New Translucent Spider Discovered Living In Muddy Indiana Cave

New Translucent Spider Discovered Living In Muddy Indiana Cave

Scientists have discovered a new species of sheet-weaving spider, and it only dwells in one cave in southern Indiana. As its name suggests, this spider spins flat, tightly-woven, horizontal webs. There are thousands of species of sheet-weavers, and you’ve probably walked through one of their webs by accident some point.

Islandiana lewisi only occupies a single cave in the Midwest. Photo: Marc Milne

“In the morning when there’s dew on the grass, and you see the little horizontal webs – those are sheet webs,” Marc Milne told Gizmodo. Milne is an arachnologist at the University of Indianapolis who identified the new spider in Indiana.

This new sheet-weaver, dubbed Islandiana lewisi, is most likely not dangerous to humans. It’s only about 2mm long and probably eats other small arthropods, such as springtails.

“Springtails are like little lunch sacks for spiders.

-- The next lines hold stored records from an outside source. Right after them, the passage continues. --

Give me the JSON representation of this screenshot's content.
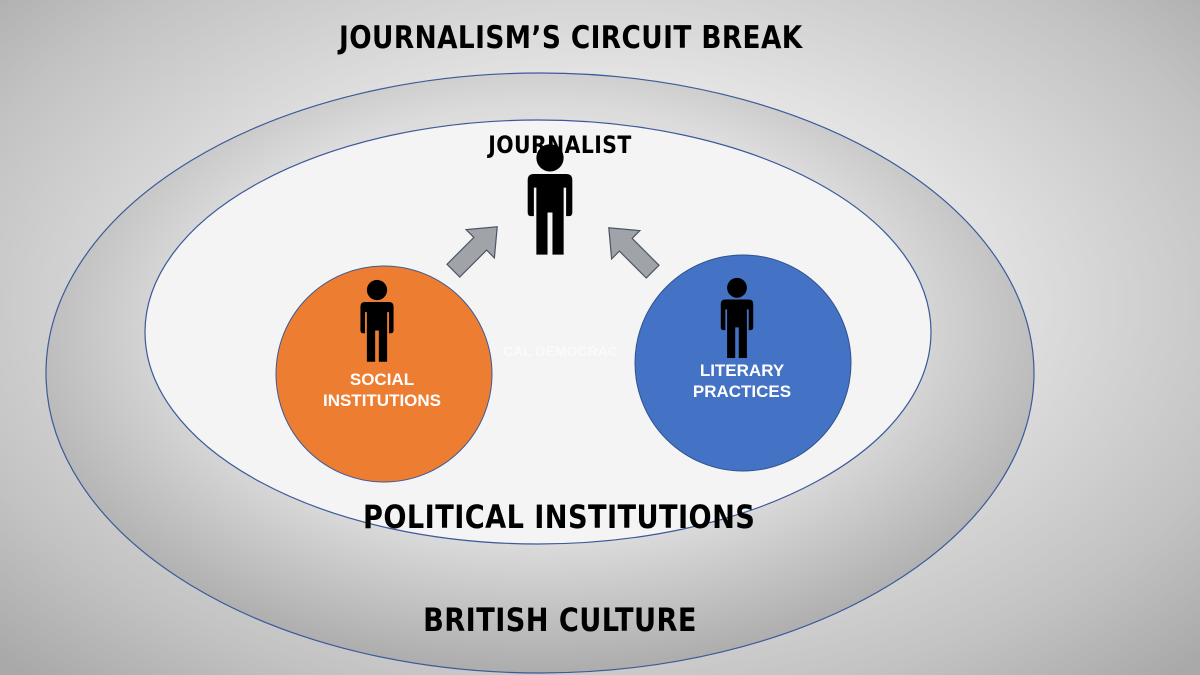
{
  "title": "JOURNALISM’S CIRCUIT BREAK",
  "center_node": {
    "label": "JOURNALIST"
  },
  "inner_region": {
    "label": "POLITICAL INSTITUTIONS",
    "hidden_text": "CAL DEMOCRAC"
  },
  "outer_region": {
    "label": "BRITISH CULTURE"
  },
  "nodes": [
    {
      "id": "social",
      "line1": "SOCIAL",
      "line2": "INSTITUTIONS",
      "color": "#ED7D31"
    },
    {
      "id": "literary",
      "line1": "LITERARY",
      "line2": "PRACTICES",
      "color": "#4472C4"
    }
  ],
  "edges": [
    {
      "from": "social",
      "to": "journalist"
    },
    {
      "from": "literary",
      "to": "journalist"
    }
  ],
  "colors": {
    "ring_stroke": "#3b5a99",
    "arrow_fill": "#9fa3a8",
    "arrow_stroke": "#55606e",
    "person": "#000000"
  },
  "icons": [
    "person-icon",
    "up-right-arrow-icon",
    "up-left-arrow-icon"
  ]
}
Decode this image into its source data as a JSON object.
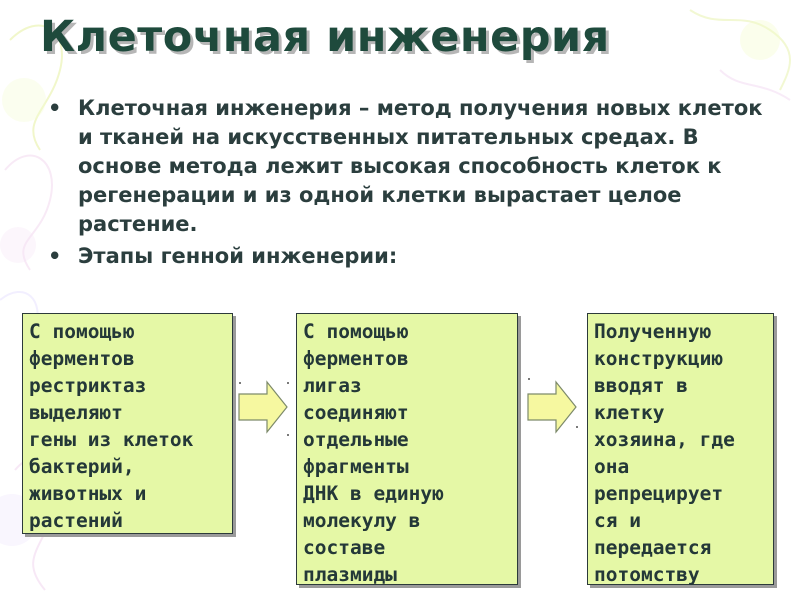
{
  "title": "Клеточная инженерия",
  "bullets": [
    "Клеточная инженерия – метод получения новых клеток и тканей на искусственных питательных средах. В основе метода лежит высокая способность клеток к регенерации и из одной клетки вырастает целое растение.",
    "Этапы генной инженерии:"
  ],
  "steps": [
    "С помощью\nферментов\nрестриктаз\nвыделяют\nгены из клеток\nбактерий,\nживотных и\nрастений",
    "С помощью\nферментов\nлигаз\nсоединяют\nотдельные\nфрагменты\nДНК в единую\nмолекулу в\nсоставе\nплазмиды",
    "Полученную\nконструкцию\nвводят в\nклетку\nхозяина, где\nона\nрепрецирует\nся и\nпередается\nпотомству"
  ],
  "colors": {
    "title": "#1e4a3c",
    "text": "#2b3e3e",
    "box_fill": "#e5f8a6",
    "arrow_fill": "#f6f8a0"
  },
  "icons": {
    "arrow": "right-arrow-icon",
    "bullet": "bullet-dot-icon"
  }
}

They’re soft and packed with nutrients,” Milne said. “When the springtails hop into the air, they can land and get stuck in these sheet webs.”

Though he hasn’t observed it directly, Milne thinks this is what’s happening in Stygeon River Cave where I. lewisi live.

As described in his study published in June in Subterranean Biology, Milne named the new spider lewisi as a nod to his colleague Julian Lewis, an independent isopod taxonomist who first brought his attention to the spiders hiding out in the Indiana cave.

Milne went to see the spiders for himself, and found the cave to be a little treacherous to navigate.

“It’s actually a bit of a tight squeeze,” he told Gizmodo. “It’s small and narrow. You have to crawl to get in.”

He added that the cave occasionally floods, leaving it very wet and mucky. But the spiders seemed right at home, spinning their sheet webs between giant, mud-covered boulders.

While the spiders had lost some of their pigment and were slightly translucent (a common trait among light-deprived, cave-dwelling creatures), he noticed their eyes hadn’t shrunk. This led him to believe the spiders hadn’t occupied the cave as long as many other cave-bound animals we know of – maybe just a few million years as opposed to hundreds of millions of years.

Thought it may seem strange that a new species of spider has been lurking undetected in Indiana, Milne says it’s a misconception that all new spiders are going to be found in sparsely populated areas.

“When people think of new spiders being discovered, they think of the Amazon or the ice underneath Antarctica,” he said.

“But even in our backyard, there are a lot of new, undiscovered organisms that we don’t know much about. People think we know everything about the organisms in the Midwest and the United States because we’ve scoured the land, but in reality, we haven’t. A lot of groups are really understudied. Spiders are just one of them.”